From a pathophysiological point of view, it is possible that ROS could be the link between dietary acrylamide intake and osteoporosis. As already pointed out, acrylamide exposure has been shown to lead to oxidative stress characterized by a significant increase in reactive oxygen species [10]. In a meta-analysis on the association between oxidative stress and osteoporosis, increased levels of homocysteine and nitric oxide in osteoporotic participants and decreased levels of folates and total antioxidant power, along with the lower activity of superoxide dismutase and glutathione peroxidase, were reported suggesting a significant association between oxidative stress and osteoporosis [14].

The present findings have potentially important clinical implications, not only limited to acrylamide intake and osteoporotic fractures. Major food sources of acrylamide are deep fried and roasted food, commonly consumed as a part of an unhealthy diet. Conversely, a diet with high consumption of vegetables has been related to have a protective effect against osteoporosis and fractures [40]. However, it should be noted that vegetarians (in particular vegans) are exposed to a higher risk of fractures than omnivores, possibly due to a lack of other important nutrients, including calcium and protein [41, 42].

Finally, it is important to discuss how to limit dietary acrylamide intake.

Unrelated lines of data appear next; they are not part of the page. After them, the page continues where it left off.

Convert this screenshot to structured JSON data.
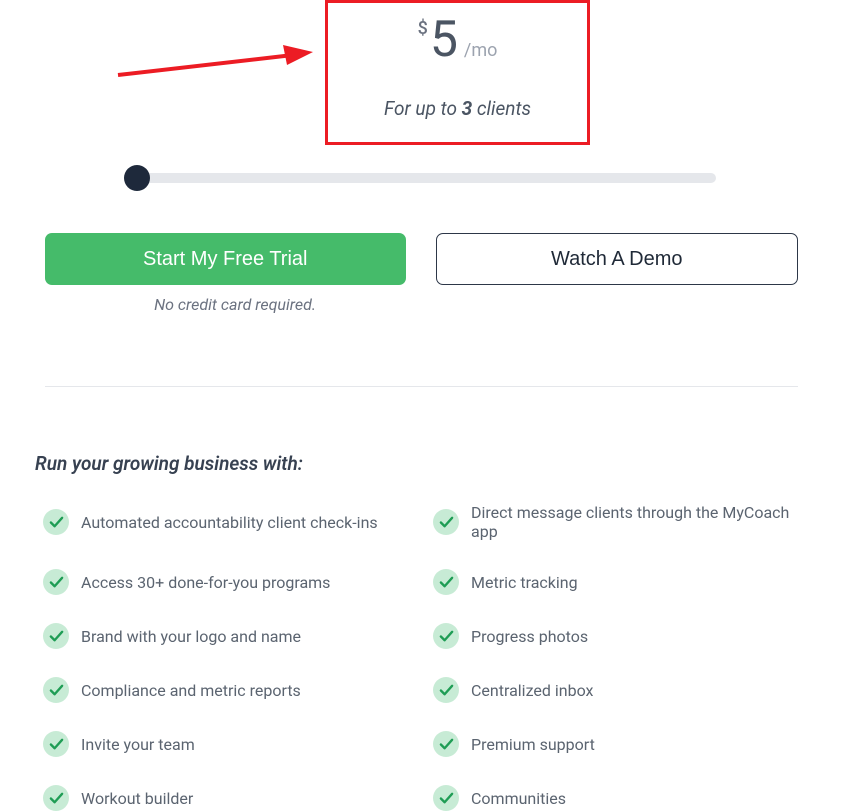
{
  "pricing": {
    "currency": "$",
    "amount": "5",
    "period": "/mo",
    "caption_prefix": "For up to ",
    "caption_bold": "3",
    "caption_suffix": " clients"
  },
  "cta": {
    "primary": "Start My Free Trial",
    "secondary": "Watch A Demo",
    "note": "No credit card required."
  },
  "features": {
    "heading": "Run your growing business with:",
    "left": [
      "Automated accountability client check-ins",
      "Access 30+ done-for-you programs",
      "Brand with your logo and name",
      "Compliance and metric reports",
      "Invite your team",
      "Workout builder"
    ],
    "right": [
      "Direct message clients through the MyCoach app",
      "Metric tracking",
      "Progress photos",
      "Centralized inbox",
      "Premium support",
      "Communities"
    ]
  },
  "annotation": {
    "highlight_color": "#ec1c24",
    "arrow_color": "#ec1c24"
  }
}
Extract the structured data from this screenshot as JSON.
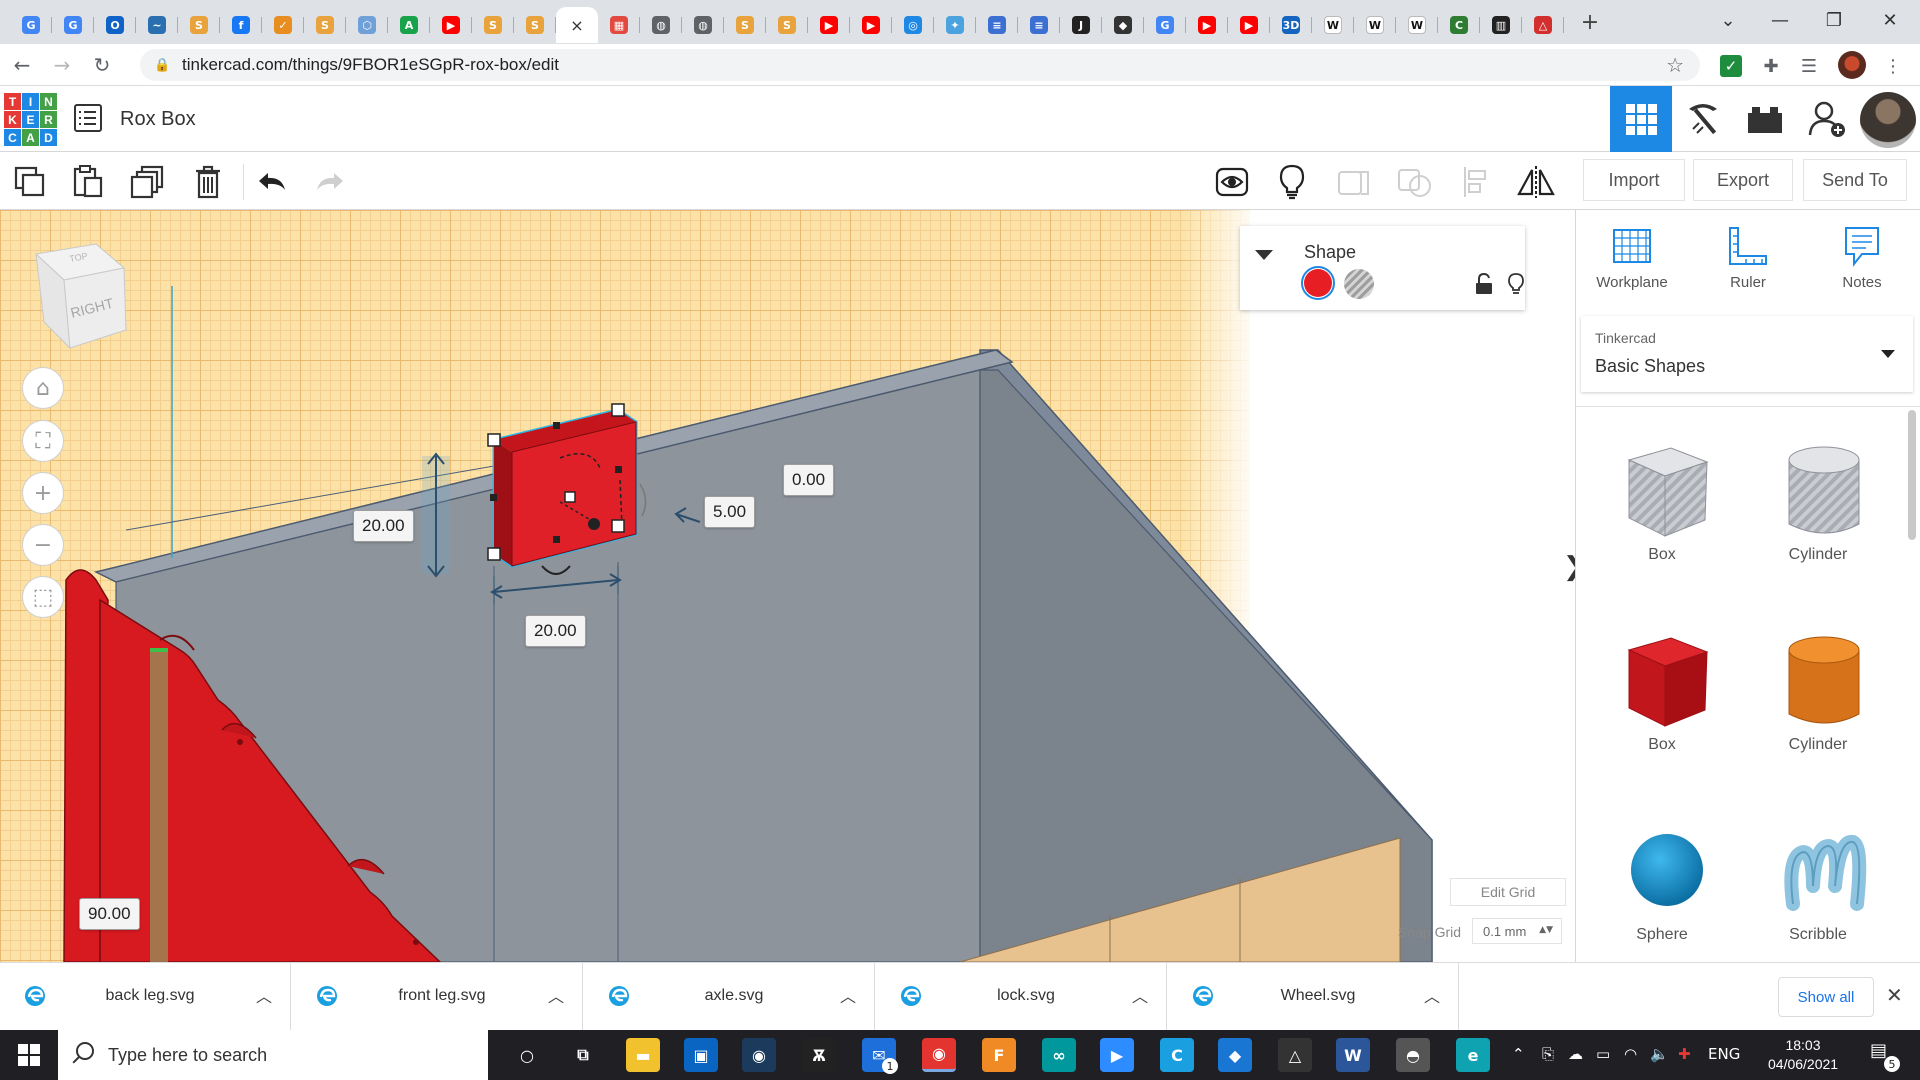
{
  "browser": {
    "tabs": [
      {
        "icon": "google-docs-icon",
        "color": "#4285f4",
        "glyph": "G"
      },
      {
        "icon": "google-docs-icon",
        "color": "#4285f4",
        "glyph": "G"
      },
      {
        "icon": "outlook-icon",
        "color": "#0f62c7",
        "glyph": "O"
      },
      {
        "icon": "bird-icon",
        "color": "#2a6fb0",
        "glyph": "~"
      },
      {
        "icon": "scratch-cat-icon",
        "color": "#e8a33d",
        "glyph": "S"
      },
      {
        "icon": "facebook-icon",
        "color": "#1877f2",
        "glyph": "f"
      },
      {
        "icon": "check-icon",
        "color": "#e88d1f",
        "glyph": "✓"
      },
      {
        "icon": "scratch-cat-icon",
        "color": "#e8a33d",
        "glyph": "S"
      },
      {
        "icon": "hexagon-icon",
        "color": "#6fa0d8",
        "glyph": "⬡"
      },
      {
        "icon": "artstation-icon",
        "color": "#18a34a",
        "glyph": "A"
      },
      {
        "icon": "youtube-icon",
        "color": "#ff0000",
        "glyph": "▶"
      },
      {
        "icon": "scratch-cat-icon",
        "color": "#e8a33d",
        "glyph": "S"
      },
      {
        "icon": "scratch-cat-icon",
        "color": "#e8a33d",
        "glyph": "S"
      },
      {
        "icon": "tinkercad-icon",
        "color": "#ffffff",
        "glyph": "×",
        "active": true
      },
      {
        "icon": "tinkercad-grid-icon",
        "color": "#e2493f",
        "glyph": "▦"
      },
      {
        "icon": "globe-icon",
        "color": "#5f6368",
        "glyph": "◍"
      },
      {
        "icon": "globe-icon",
        "color": "#5f6368",
        "glyph": "◍"
      },
      {
        "icon": "scratch-cat-icon",
        "color": "#e8a33d",
        "glyph": "S"
      },
      {
        "icon": "scratch-cat-icon",
        "color": "#e8a33d",
        "glyph": "S"
      },
      {
        "icon": "youtube-icon",
        "color": "#ff0000",
        "glyph": "▶"
      },
      {
        "icon": "youtube-icon",
        "color": "#ff0000",
        "glyph": "▶"
      },
      {
        "icon": "target-icon",
        "color": "#1e88e5",
        "glyph": "◎"
      },
      {
        "icon": "puzzle-icon",
        "color": "#4aa3df",
        "glyph": "✦"
      },
      {
        "icon": "stack-icon",
        "color": "#3b6fd1",
        "glyph": "≡"
      },
      {
        "icon": "stack-icon",
        "color": "#3b6fd1",
        "glyph": "≡"
      },
      {
        "icon": "script-icon",
        "color": "#222222",
        "glyph": "J"
      },
      {
        "icon": "raspberry-icon",
        "color": "#333333",
        "glyph": "◆"
      },
      {
        "icon": "google-icon",
        "color": "#4285f4",
        "glyph": "G"
      },
      {
        "icon": "youtube-icon",
        "color": "#ff0000",
        "glyph": "▶"
      },
      {
        "icon": "youtube-icon",
        "color": "#ff0000",
        "glyph": "▶"
      },
      {
        "icon": "three-d-icon",
        "color": "#1565c0",
        "glyph": "3D"
      },
      {
        "icon": "wikipedia-icon",
        "color": "#ffffff",
        "glyph": "W"
      },
      {
        "icon": "wikipedia-icon",
        "color": "#ffffff",
        "glyph": "W"
      },
      {
        "icon": "wikipedia-icon",
        "color": "#ffffff",
        "glyph": "W"
      },
      {
        "icon": "book-icon",
        "color": "#2e7d32",
        "glyph": "C"
      },
      {
        "icon": "barcode-icon",
        "color": "#222222",
        "glyph": "▥"
      },
      {
        "icon": "warning-icon",
        "color": "#d32f2f",
        "glyph": "△"
      }
    ],
    "url": "tinkercad.com/things/9FBOR1eSGpR-rox-box/edit"
  },
  "app": {
    "logo_letters": [
      "T",
      "I",
      "N",
      "K",
      "E",
      "R",
      "C",
      "A",
      "D"
    ],
    "logo_colors": [
      "#e53935",
      "#1e88e5",
      "#43a047",
      "#e53935",
      "#1e88e5",
      "#43a047",
      "#1e88e5",
      "#43a047",
      "#1e88e5"
    ],
    "design_title": "Rox Box",
    "header_icons": [
      "3d-view-icon",
      "pickaxe-icon",
      "bricks-icon",
      "add-user-icon"
    ]
  },
  "toolbar": {
    "import_label": "Import",
    "export_label": "Export",
    "send_to_label": "Send To"
  },
  "workspace": {
    "viewcube_face": "RIGHT",
    "dims": {
      "height": "20.00",
      "elevation": "0.00",
      "depth": "5.00",
      "width": "20.00",
      "rotation": "90.00"
    },
    "edit_grid_label": "Edit Grid",
    "snap_grid_label": "Snap Grid",
    "snap_grid_value": "0.1 mm",
    "grid_color": "#fce2a6",
    "selected_color": "#e81e25"
  },
  "inspector": {
    "title": "Shape",
    "solid_color": "#e81e25"
  },
  "panel": {
    "tools": [
      {
        "label": "Workplane",
        "icon": "workplane-icon"
      },
      {
        "label": "Ruler",
        "icon": "ruler-icon"
      },
      {
        "label": "Notes",
        "icon": "notes-icon"
      }
    ],
    "library_source": "Tinkercad",
    "library_name": "Basic Shapes",
    "shapes": [
      {
        "label": "Box",
        "kind": "box-hole"
      },
      {
        "label": "Cylinder",
        "kind": "cylinder-hole"
      },
      {
        "label": "Box",
        "kind": "box"
      },
      {
        "label": "Cylinder",
        "kind": "cylinder"
      },
      {
        "label": "Sphere",
        "kind": "sphere"
      },
      {
        "label": "Scribble",
        "kind": "scribble"
      }
    ]
  },
  "downloads": {
    "items": [
      {
        "name": "back leg.svg"
      },
      {
        "name": "front leg.svg"
      },
      {
        "name": "axle.svg"
      },
      {
        "name": "lock.svg"
      },
      {
        "name": "Wheel.svg"
      }
    ],
    "show_all_label": "Show all"
  },
  "taskbar": {
    "search_placeholder": "Type here to search",
    "apps": [
      {
        "icon": "cortana-icon",
        "color": "transparent",
        "glyph": "○"
      },
      {
        "icon": "task-view-icon",
        "color": "transparent",
        "glyph": "⧉"
      },
      {
        "icon": "file-explorer-icon",
        "color": "#f2c12e",
        "glyph": "▬"
      },
      {
        "icon": "store-icon",
        "color": "#0a65c2",
        "glyph": "▣"
      },
      {
        "icon": "steam-icon",
        "color": "#1b3a5c",
        "glyph": "◉"
      },
      {
        "icon": "alienware-icon",
        "color": "#222222",
        "glyph": "Ѫ"
      },
      {
        "icon": "mail-icon",
        "color": "#1e6fd9",
        "glyph": "✉"
      },
      {
        "icon": "chrome-icon",
        "color": "#e3342f",
        "glyph": "◉"
      },
      {
        "icon": "fusion-icon",
        "color": "#f08a24",
        "glyph": "F"
      },
      {
        "icon": "arduino-icon",
        "color": "#00979d",
        "glyph": "∞"
      },
      {
        "icon": "zoom-icon",
        "color": "#2d8cff",
        "glyph": "▶"
      },
      {
        "icon": "cura-icon",
        "color": "#1a9fe0",
        "glyph": "C"
      },
      {
        "icon": "kite-icon",
        "color": "#1976d2",
        "glyph": "◆"
      },
      {
        "icon": "inkscape-icon",
        "color": "#333333",
        "glyph": "△"
      },
      {
        "icon": "word-icon",
        "color": "#2b579a",
        "glyph": "W"
      },
      {
        "icon": "hat-icon",
        "color": "#555555",
        "glyph": "◓"
      },
      {
        "icon": "edge-icon",
        "color": "#0fa3b1",
        "glyph": "e"
      }
    ],
    "language": "ENG",
    "time": "18:03",
    "date": "04/06/2021",
    "notification_count": "5",
    "mail_badge": "1"
  }
}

The first, obvious, intervention is to limit those foods rich in acrylamide such as fried fries and the other foods undergoing the Maillard reaction [43]. Another method to limit the production of dietary acrylamide is adding some nutrients, such as vitamins, minerals, amino acids, and in cooking oils, even if these findings are still exploratory [43].

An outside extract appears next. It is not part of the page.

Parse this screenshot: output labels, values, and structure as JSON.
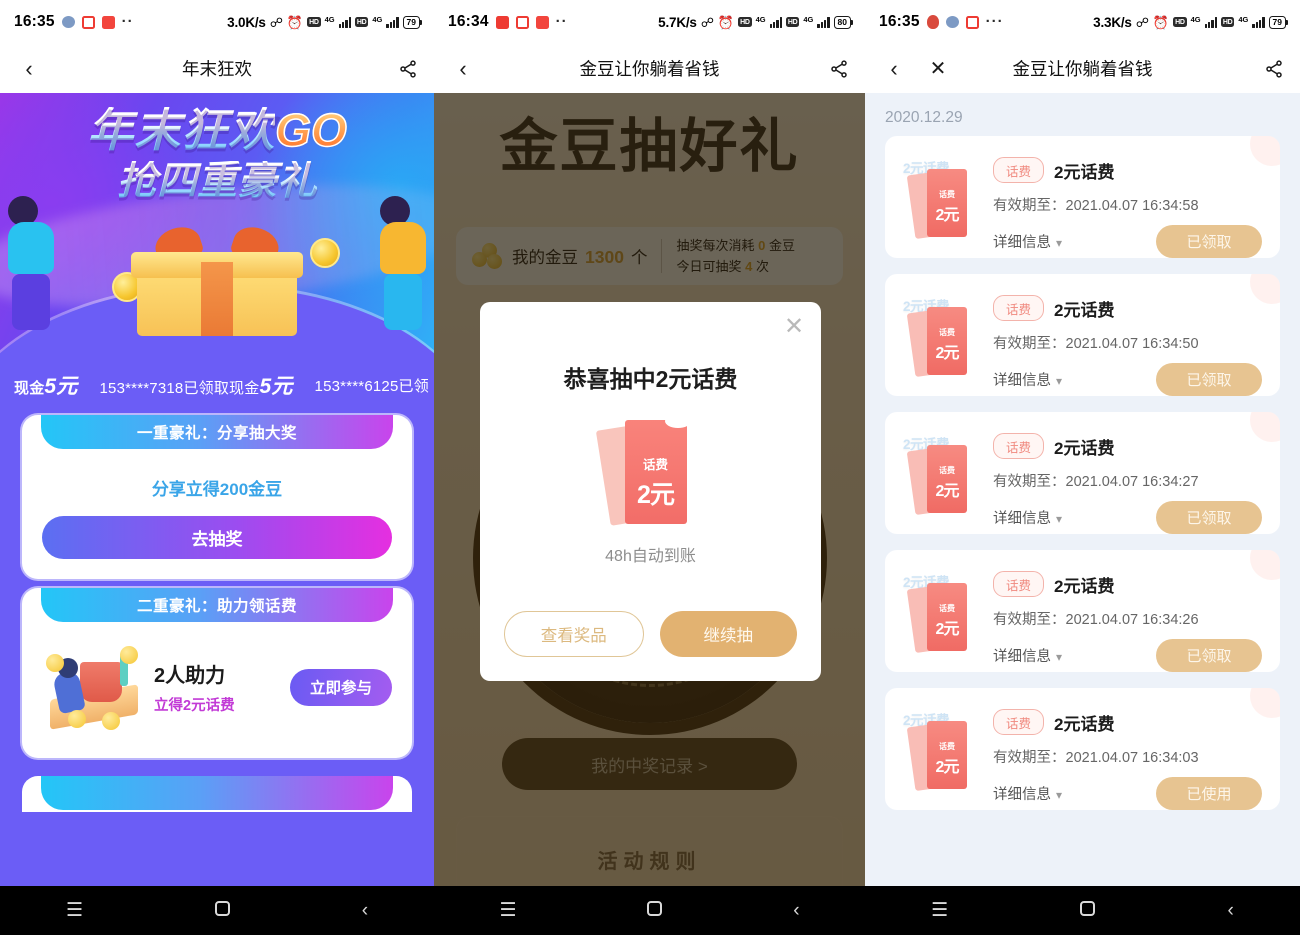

Findings from this study should be interpreted in light of its limitations. First, dietary acrylamide was assessed only at baseline; therefore, it was not possible to assess whether changes in acrylamide consumption over time can modify the results. In this regard, we also note that its estimation can be difficult using the FFQ or other traditional nutritional tools. In particular, even if FFQ is the most used tool in nutritional epidemiology, the assessment of dietary acrylamide using this tool is not validated, and therefore our results should be treated with caution. Second, the information regarding fractures was self-reported in the OAI and we do not have specific information regarding if a fracture was due to osteoporosis or other causes. In this regard, some studies showed that for clinical fractures the accuracy of self-reported fractures is accurate and similar to radiological records, but probably there is an underestimation of some non-clinical fractures, especially vertebral ones [44, 45]. Third, no data about bone mineral density, renal function and vitamin D levels are available and this could introduce another bias in the findings. Fourth, the OAI selectively oversamples individuals who are obese. Therefore, it is likely that the simple adjustment for BMI might be unable to remove residual confounding attributable to adiposity in this specific population. Fifth, the small number of cases in the site-specific fracture, such as 4 cases in T3 for hip fracture, indicate to take cautiously the findings regarding specific-sites fractures. Furthermore, the OAI included only participants with knee osteoarthritis or at high risk of this condition, likely introducing a selection bias, and limiting the generalizability of results. Finally, no information on the menopausal status of the women in the study was available, therefore the effect of menopausal status (and associated hormone replacement therapies) are unknown.

In conclusion, higher dietary acrylamide intake was significantly associated with a higher risk of osteoporotic fractures, also after accounting for potential confounders, suggesting a role for this food contaminant as a possible risk factor for osteoporosis. Overall, people with introducing more acrylamide with their diet reported a significantly higher risk of any site and specific site (forearm, hip, vertebral) fractures. Our study further underlines the importance of consuming low amounts of acrylamide with a diet that seems associated with several negative outcomes in human beings including cancer and now osteoporotic fractures.